Deze week had ik de ene dag een gesprek met een bevriende uitgever (hallo! ik weet dat je meeleest!) die uitlegde dat taalboeken alleen verkocht worden als de auteur een bekendheid is of de stukjes in het boek grappig zijn. “Of allebei.” De volgende dag lag de nieuwe René Appel in de bus, Taalstukken. Alles over het Nederlands van nu.
René Appel is een bekende schrijver en hij kan af en toe heel grappig zijn, dus succes is verzekerd. Om dat helemaal af te ronden staan er ook nog quotes op het voorplat van dé algemeen erkende taalliefhebbers van dit moment, Frits Spits (“René Appel luistert dwars door ons heen en schrijft daar scherpzinnig over”) en Japke-d. Bouma (“René is de Appel en de omega van de Nederlandse taalwetenschap”).
Gehaktrecept
Het zou me verheugen, als dit boek het goed doet, want behalve een beroemdheid, een schrijver en iemand met gevoel voor humor, is René Appel ook nog een voormalig hoogleraar taalwetenschap.
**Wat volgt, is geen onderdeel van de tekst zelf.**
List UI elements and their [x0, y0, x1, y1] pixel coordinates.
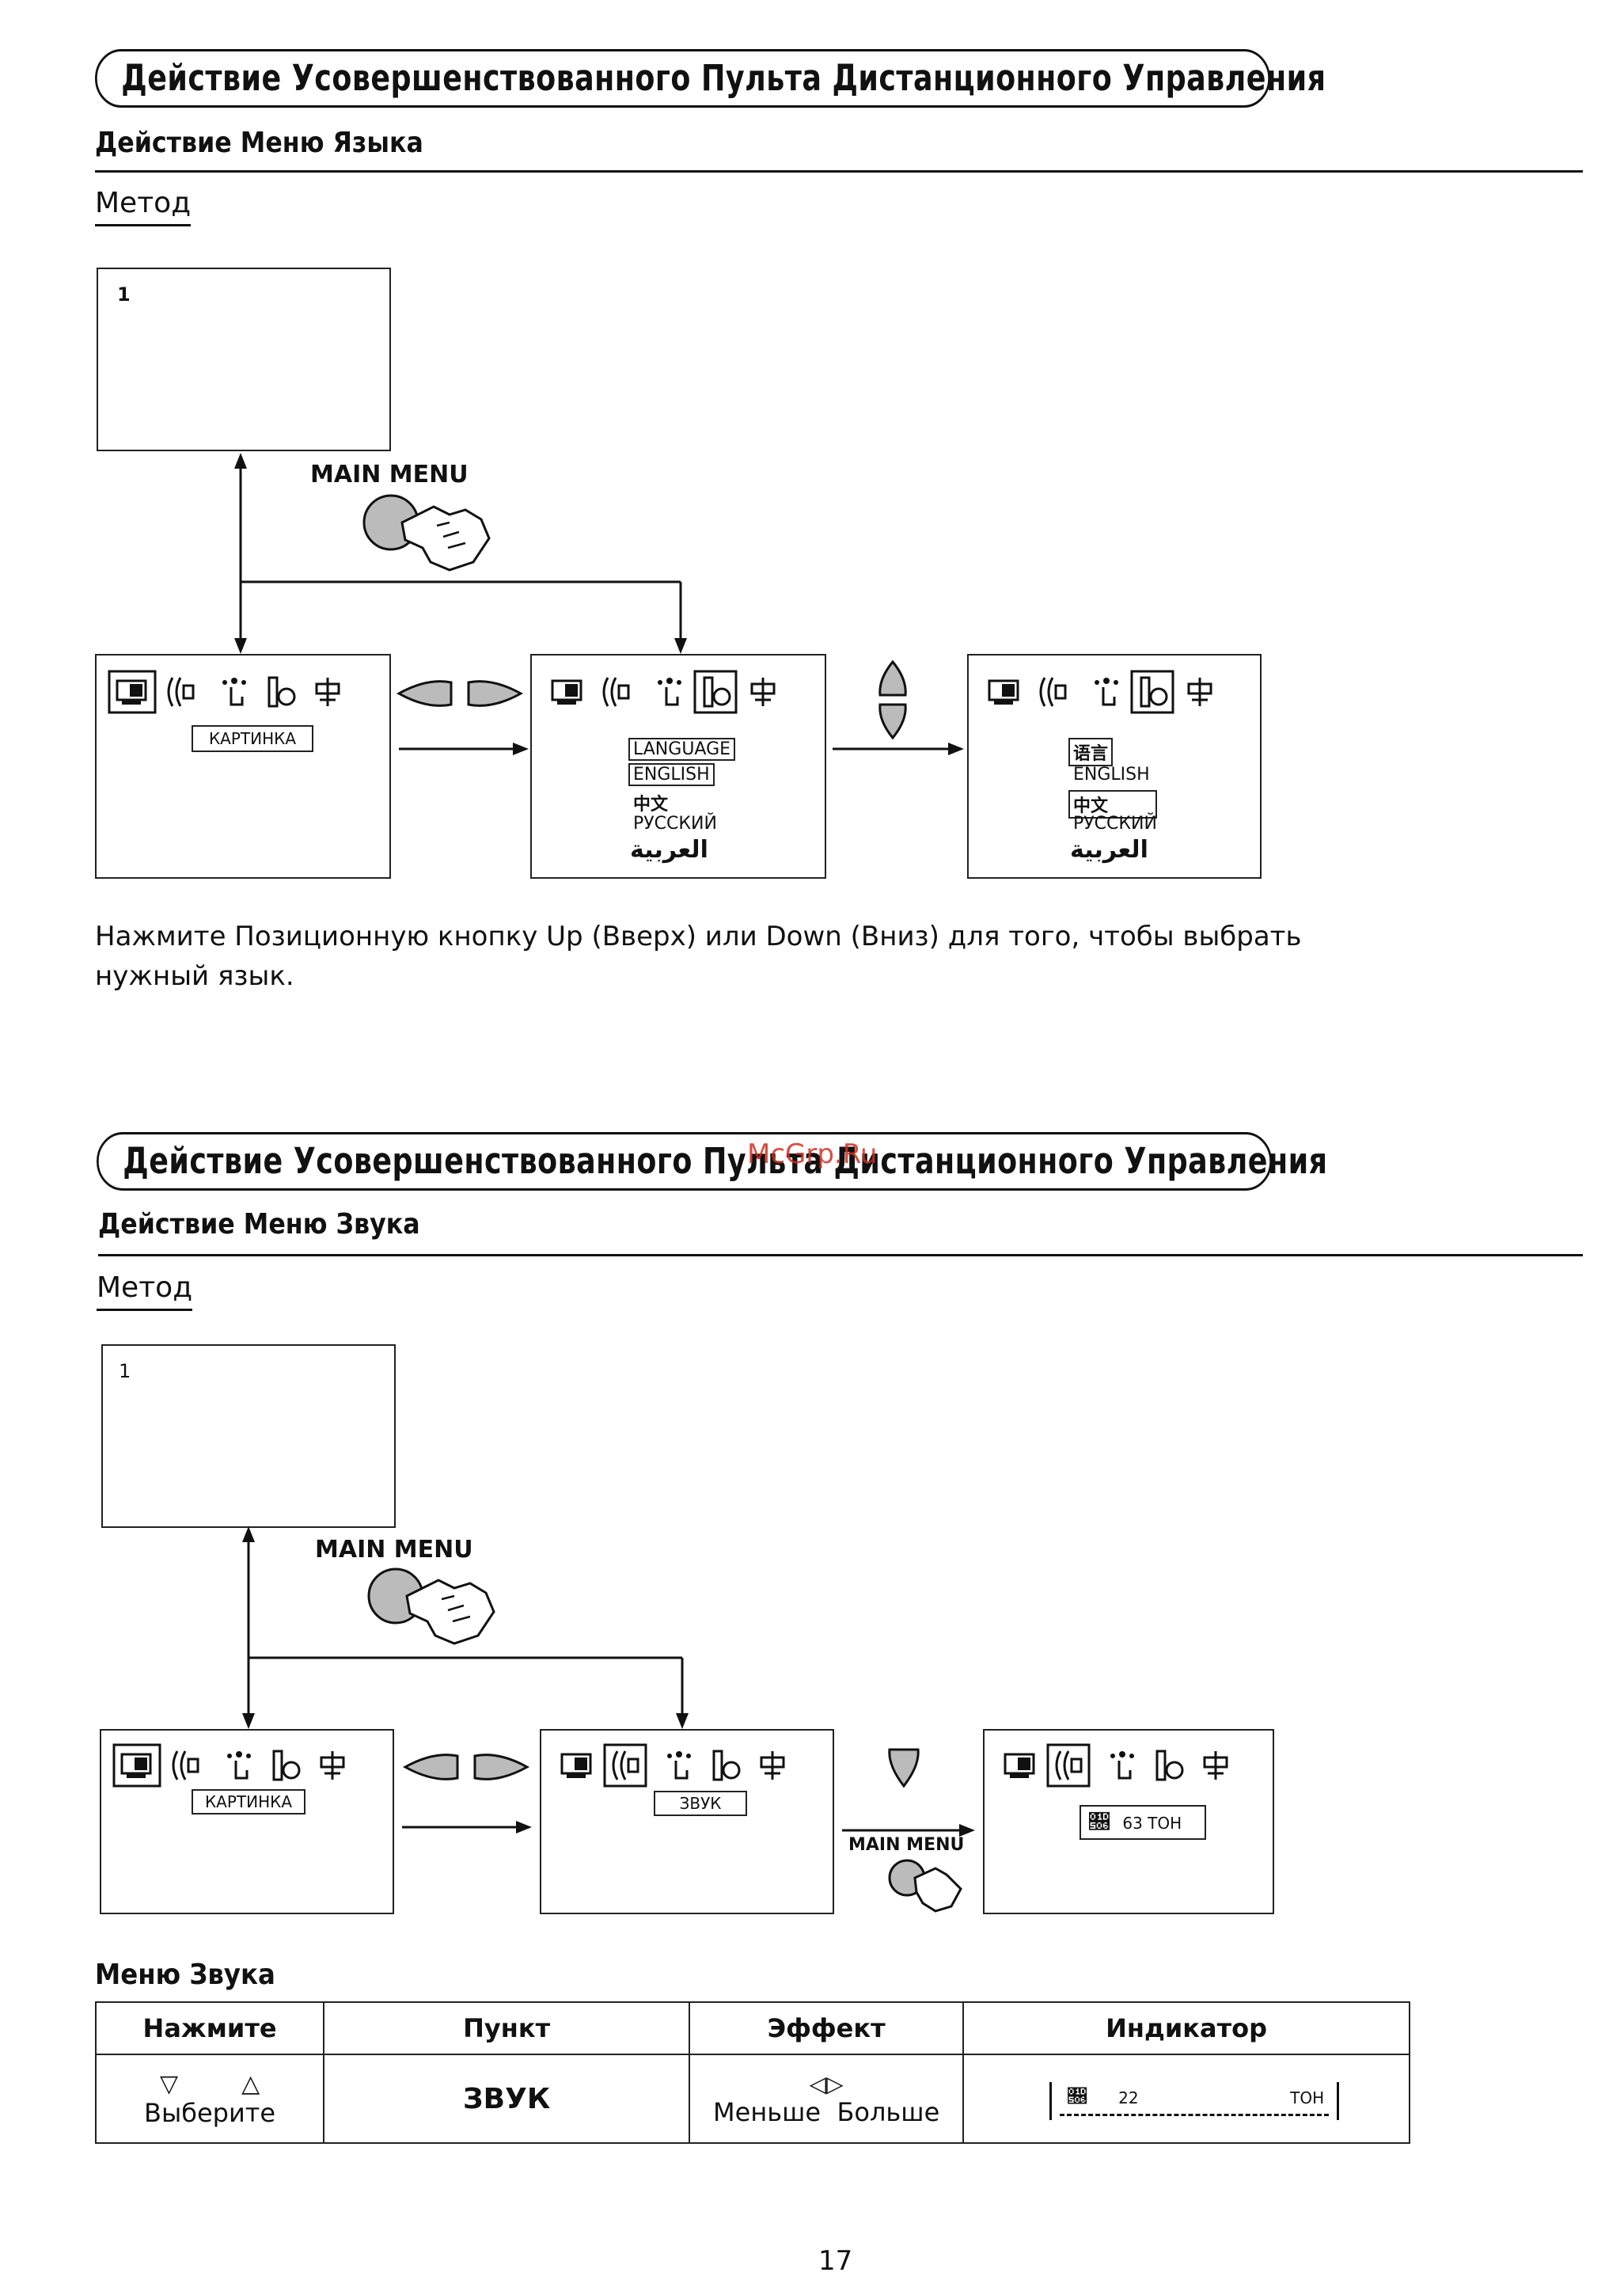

Hij maakt dus niet alleen maar grapjes, hij weet ook waar hij over schrijft. Hij doet dat al jaren in Onze Taal en Argus en het is fijn dat de beste stukken hier bij elkaar staan.
Het sterkst is René (ik mag René zeggen) in de observatie van alledaags taalgebruik, vaak in de media (van ‘vlogsters’ tot de Rijdende Rechter, van de familie Van Oranje tot presentatoren van kookprogramma’s). Als hij de tv aanzet, zet hij kennelijk ook zijn oren aan. Een enkele keer veroorlooft hij zich een uitstapje naar Opperland, bijvoorbeeld in een stukje over Nederengels (dat dus misschien beter Opperengels zou kunnen heten):
Hij vond het leven op het booreiland ontzettend boring.
Het schijnt dat hij steeds loopt te shinen met zijn nieuwe vriendin.
Met die gladde boots ging hij onderuit op het dek van de boot.
Tsjilpende mussen vindt ze om een of andere reden ontzettend chill.
De culinaire site met onder meer het exclusieve gehaktrecept werd gehakt.
(…)
Vervolgverhaal
René veroorlooft zich wat meer taalkritiek dan de meeste actieve taalkundigen. Het eerste stukje heeft al als ondertitel ‘omslachtig taalgebruik’, en over stopwoorden zoals gewoon en eigenlijk blijft hij maar beweren dat ze ‘overbodig’ zijn en ‘niets betekenen’, wat me niet helemaal in lijn lijkt met wat daarover in de conversatieanalyse wordt gezegd. Maar het is een verademing om een keer iemand met verstand van zaken zo te horen mopperen. Ik heb me daar altijd over verbaasd: dat taalkundigen niet mopperen, want dat je weet hoe het werkt hoeft natuurlijk nog niet te betekenen dat je het ermee eens bent. Het is aanstekelijk: al snel begin je jezelf van je gesprekspartners af te vragen of wat ze zeggen wel iets betekent.
Het allermooiste stuk vind ik ‘Vanaf de eerste zin was ik geboeid. Het begin van een verhaal’. Het is een stuk waarin Appel zijn andere professie – schrijver van fictie – op twee manieren doet gelden: het enige stuk in het boek waarin hij schrijft over de taal van verhalend proza én waarin hij dat ook nog eens doet in de vorm van een verhaal.
Dat alles doet verlangen naar meer. Hoe mooi zou het zijn als zo’n beetje de enige taalkundige die fictie kan schrijven eens zijn licht laat schijnen over wat taal vermag in verhalen. En dat dan in de vorm van een roman, of een vervolgverhaal!
René Appel. Taalstukken. Alles over het Nederlands van nu. Ambo Anthos, 2021. Bestelinformatie bij de uitgever.
Full disclosure: Zo’n vijfentwintig jaar geleden deelde ik een kantoor aan de UvA met René Appel. Ook sinds hij zijn baan als hoogleraar opzegde om fulltime schrijver te worden, is het contact altijd heel vriendelijk geweest.
Joke van Overbruggen zegt
De derde persoon van Appel: van harte aanbevolen!